第163回 職場のパワハラの背景にある過重労働と非正規雇用に歯止めを

昨日(1月30日)、NHKラジオの夕方ニュース(「ニュースここ一番」)で、厚労省のワーキンググループがまとめた「職場のパワーハラスメントの予防・解決」に関する報告が取り上げられました。

私は求められてあまり要領を得ないコメントをしました。放送では視聴者からの職場のパワハラ事例の紹介メールを挟んで10分近く話しました。事前にシナリオのようなものを作っていたのですが、生放送はどうも苦手です。以下、本番とは少し違いますが、用意していたメモを貼り付けておきます。

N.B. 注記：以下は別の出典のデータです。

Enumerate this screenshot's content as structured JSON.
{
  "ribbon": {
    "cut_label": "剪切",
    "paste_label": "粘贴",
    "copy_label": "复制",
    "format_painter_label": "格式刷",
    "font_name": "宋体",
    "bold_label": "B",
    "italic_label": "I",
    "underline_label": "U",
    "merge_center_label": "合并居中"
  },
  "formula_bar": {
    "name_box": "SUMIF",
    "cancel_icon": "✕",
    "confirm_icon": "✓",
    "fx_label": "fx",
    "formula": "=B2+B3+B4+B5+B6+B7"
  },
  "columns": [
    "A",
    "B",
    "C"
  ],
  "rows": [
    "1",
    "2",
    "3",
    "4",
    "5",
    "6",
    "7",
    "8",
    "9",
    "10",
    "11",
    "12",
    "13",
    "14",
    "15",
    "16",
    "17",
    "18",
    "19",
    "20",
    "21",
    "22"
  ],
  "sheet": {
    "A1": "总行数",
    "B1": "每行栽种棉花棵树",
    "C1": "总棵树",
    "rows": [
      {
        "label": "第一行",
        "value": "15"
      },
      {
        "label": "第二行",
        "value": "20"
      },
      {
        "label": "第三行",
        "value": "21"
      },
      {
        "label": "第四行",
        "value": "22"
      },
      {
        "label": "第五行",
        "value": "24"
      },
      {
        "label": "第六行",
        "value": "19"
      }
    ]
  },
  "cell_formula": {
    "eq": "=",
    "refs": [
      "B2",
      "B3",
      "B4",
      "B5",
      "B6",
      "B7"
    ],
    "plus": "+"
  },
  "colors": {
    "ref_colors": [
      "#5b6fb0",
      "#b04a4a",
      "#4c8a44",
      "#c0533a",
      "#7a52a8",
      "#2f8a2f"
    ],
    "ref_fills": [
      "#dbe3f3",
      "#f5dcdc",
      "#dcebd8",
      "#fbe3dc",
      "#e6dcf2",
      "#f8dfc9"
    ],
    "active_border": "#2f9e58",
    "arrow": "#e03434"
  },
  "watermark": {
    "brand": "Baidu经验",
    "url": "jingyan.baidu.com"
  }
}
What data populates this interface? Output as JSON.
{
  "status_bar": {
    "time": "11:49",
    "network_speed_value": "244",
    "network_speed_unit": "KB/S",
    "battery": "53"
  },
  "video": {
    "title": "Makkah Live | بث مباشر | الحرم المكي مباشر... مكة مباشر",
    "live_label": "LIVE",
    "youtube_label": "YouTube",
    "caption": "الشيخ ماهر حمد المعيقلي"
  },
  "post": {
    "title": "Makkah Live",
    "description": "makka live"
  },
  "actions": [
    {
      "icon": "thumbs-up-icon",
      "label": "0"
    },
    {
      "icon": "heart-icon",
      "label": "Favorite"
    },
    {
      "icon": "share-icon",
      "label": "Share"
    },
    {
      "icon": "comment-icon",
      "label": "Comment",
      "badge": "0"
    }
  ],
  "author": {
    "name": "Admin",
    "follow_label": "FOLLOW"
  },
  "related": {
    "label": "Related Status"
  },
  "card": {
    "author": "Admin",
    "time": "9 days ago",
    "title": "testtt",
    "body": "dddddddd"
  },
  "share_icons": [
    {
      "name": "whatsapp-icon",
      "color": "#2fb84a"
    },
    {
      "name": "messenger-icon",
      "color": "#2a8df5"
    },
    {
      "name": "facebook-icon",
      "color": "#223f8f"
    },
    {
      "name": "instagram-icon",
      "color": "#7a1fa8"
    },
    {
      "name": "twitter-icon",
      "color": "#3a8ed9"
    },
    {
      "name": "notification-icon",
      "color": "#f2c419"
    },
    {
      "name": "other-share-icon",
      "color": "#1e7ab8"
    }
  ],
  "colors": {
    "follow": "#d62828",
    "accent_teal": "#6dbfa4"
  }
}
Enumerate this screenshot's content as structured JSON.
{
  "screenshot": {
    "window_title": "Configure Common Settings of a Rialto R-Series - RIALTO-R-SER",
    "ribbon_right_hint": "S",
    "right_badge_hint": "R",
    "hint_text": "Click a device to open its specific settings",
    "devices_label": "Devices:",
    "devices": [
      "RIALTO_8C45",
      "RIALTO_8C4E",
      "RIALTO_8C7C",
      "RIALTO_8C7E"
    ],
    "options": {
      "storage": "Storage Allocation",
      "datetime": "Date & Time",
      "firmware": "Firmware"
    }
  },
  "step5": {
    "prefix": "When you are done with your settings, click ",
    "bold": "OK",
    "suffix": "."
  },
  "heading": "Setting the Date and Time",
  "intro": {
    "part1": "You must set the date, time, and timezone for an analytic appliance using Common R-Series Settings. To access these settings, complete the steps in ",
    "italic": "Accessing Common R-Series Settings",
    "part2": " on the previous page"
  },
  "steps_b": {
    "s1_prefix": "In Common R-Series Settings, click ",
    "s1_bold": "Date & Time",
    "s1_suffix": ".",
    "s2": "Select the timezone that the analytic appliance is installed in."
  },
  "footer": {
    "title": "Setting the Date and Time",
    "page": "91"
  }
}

Q 職場のパワハラについて、森岡さんはどう見ていらっしゃいますか。

A 背景としては、過重労働の問題と非正規雇用の問題を重視しています。

職場で深刻な問題になってきた過労死・過労自殺は、業務の適正な範囲を超えた過重労働によって引き起こされている点で、広い意味でパワハラと言えます。と同時に、最近の過労死・過労自殺の多くは、職場のいじめや嫌がらせなどの狭い意味のパワハラと一体となっています。若い社員が過大なノルマを課されて「死ぬ気でやれ」、「やれなければ辞めろ」と言われて、目標の達成を迫られ、うつ病になり自殺に追い込まれる、というケースも少なくありません。

厚生労働省の労災資料をみても、過労自殺に関わる事案が大幅に増えています。なかでも30代、さらには20代の若年労働者のあいだで過労自殺が深刻な問題になっています。最近は就職して数週間から数ヶ月という新卒社員にも一人ならず犠牲者が出ています。

Q 非正規雇用はパワハラにどう関係しているのでしょうか。

A 近年はパート、アルバイト、派遣、契約社員などの非正規雇用が増えています。今では労働者の3人に1人以上が非正規労働者です。こうした非正規労働者の増加はパワハラが増える一因にもなっています。

正社員のあいだでは、人数が減らされているのに仕事量は前より増えています。とくに若い社員は経験や知識が乏しいのに、みんなが余裕のない働き方をしているために、先輩社員から十分な指導や援助も受けられずに、罵声が飛び交うなど、パワハラが起きやすい職場になっています。

他方、非正規労働者はたいへん弱い立場におかれて、いつ雇い止めになるかわからない環境で働いています。慣れない仕事に研修期間のないまま従事することが多く、上司や先輩からきつく言われる、あるいは嫌がらせを受けることもあります。そういうなかで非正規労働者はパワハラを受けても相談することさえできない場合が多いと考えられます。

労働条件が大変劣悪で労基法が無視されているような企業を、よく「ブラック企業」と言います。最近成長している飲食、流通、サービスなどの非正規比率の高い企業は、労働条件の面で要注意です。残業が非常に長くて過労死を出したある外食系の企業は、なんと初任給に残業代を含めていました。

Q 原因として考えられることは

A 非正規化で人員が減らされ、不況で業績が落ちているもとで、従業員にとうてい達成できないような高い目標を強要する成果主義やノルマ経営が広がっていることが問題です。パワハラは目標達成のために起きているだけでなく、自主退職に追い込むためにも起きています。とくにリーマンショック以降、それが強まっていると言われています。

Q 国が乗り出したパワハラ対策に、どんなことを期待しますか。

A パワハラ防止を企業任せにせず、国が実態の把握や対策に乗り出すのはとてもよいことです。できることなら、パワハラ増加の背景になっている過重労働と非正規雇用に歯止めを掛けるためにも国は法的な整備をしてほしいと思います。